Statistical Arbitrage (StatArb) “refers to highly technical short-term mean-reversion strategies involving large numbers of securities (hundreds to thousands, depending on the amount of risk capital), very short holding periods (measured in days to seconds), and substantial computational, trading, and information technology (IT) infrastructure” [39]. A quantitative framework for this “mean-reversion” was recently discussed in [50]. Schematically, one can think about this mean-reversion as follows. Pick some returns. Pick RM. Then: (i) either regress your returns over FLM (or a subset of its columns) with some weights, or (ii) do optimization using RM (possibly with some constraints). One can hang various bells and whistles onto a strategy constructed this way, which do contribute into differentiating models. Nonetheless, the choice of RM is a major factor (along with the choice of returns) in what the desired holdings and trades will look like. As discussed in Section 2.4.3, in optimization desired holdings are approximately neutral w.r.t the risk factors, while in regression they are exactly neutral. So RM, in its uses discussed above, factors away (completely or approximately) the risk exposure in the returns w.r.t. the risk factors. Therefore, using the same RM for two sets of apparently different returns can substantially reduce the difference between the two—when it comes to the resulting desired holdings—making the two strategies more correlated.

Therefore, to diversify strategies it is not only important to diversify the returns, but also to diversify RM. This is especially useful in the “herd effect” situations, where many market participants—for whatever (temporary) underlying reason (cf. Aug’07 Quant Meltdown)—are "compelled” to do the same thing. When it comes to unpleasant situations such as potential book liquidation, being less correlated with others can make a difference between liquidating (and incurring huge transaction costs) or weathering the storm. Custom RM in such cases can make a difference.

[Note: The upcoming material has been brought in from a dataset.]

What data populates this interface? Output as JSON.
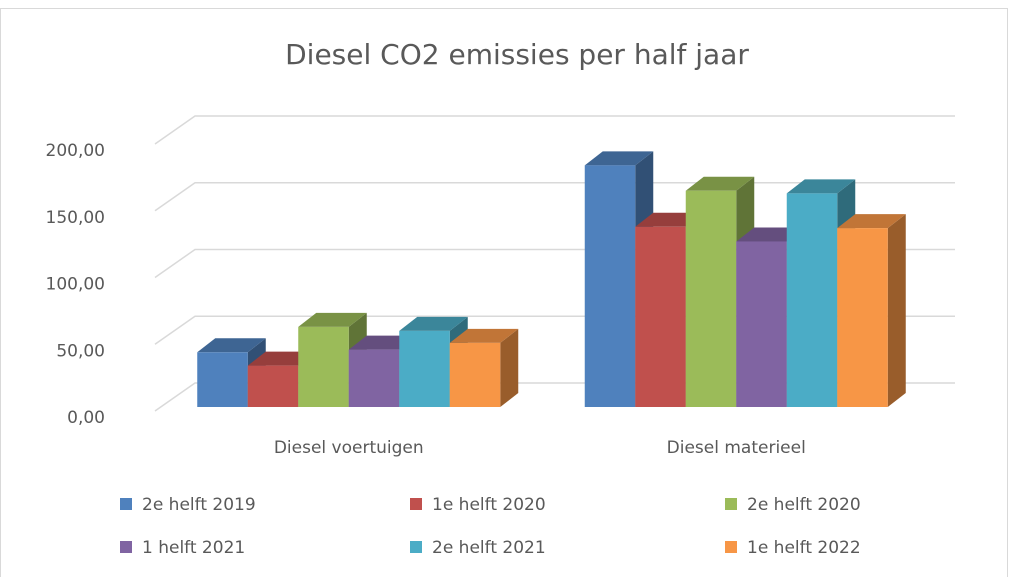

We can take this further by noting that, even with the same returns, two substantially different RM, call them RM-A and RM-B, can produce P&L streams which are not that highly correlated. In this case, instead of running one strategy with the returns, say, optimized using only RM-A, it makes more sense to run two strategies—seamlessly, with trades crossed internally at the level of desired holdings, i.e., the two strategies are combined with some weights $w_A$ and $w_B$ (see below)—where the first strategy, call it Str-A, is optimized using RM-A, and the second strategy, call it Str-B, is optimized using RM-B. If both strategies have positive returns and are not too highly correlated, then even if Str-B has worse return than Str-A, it still makes sense to combine them with some weights. In the zeroth approximation the weights $w_A$ and $w_B$ can be obtained, e.g., by requiring that the Sharpe ratio of the resulting combined strategy be maximized. However, in real life—so long as the Sharpe ratio is acceptably high—typically it is the P&L that matters. In this regard, combining the two strategies can increase the P&L as the capacity bound of the combined strategy is higher (than those of Str-A and Str-B)—the Str-A and Str-B trades are not highly correlated and by combining them one reduces turnover, thereby decreasing market impact and increasing capacity, and also decreasing costs of trading. Turnover reduction and increasing capacity are two important incentives for diversifying and using CRM.

Finally, let us mention that CRM provide additional evident benefits listed in point (7) in Introduction. Also, for shorter-term applications (which is precisely when CRM are warranted), which do not require long lookbacks or nontrivial fundamental data (such as earnings going back many years), the data required for building a CRM is typically already available to the portfolio manager. All in all, it boils down to computing FCM and ISR in a self-consistent fashion.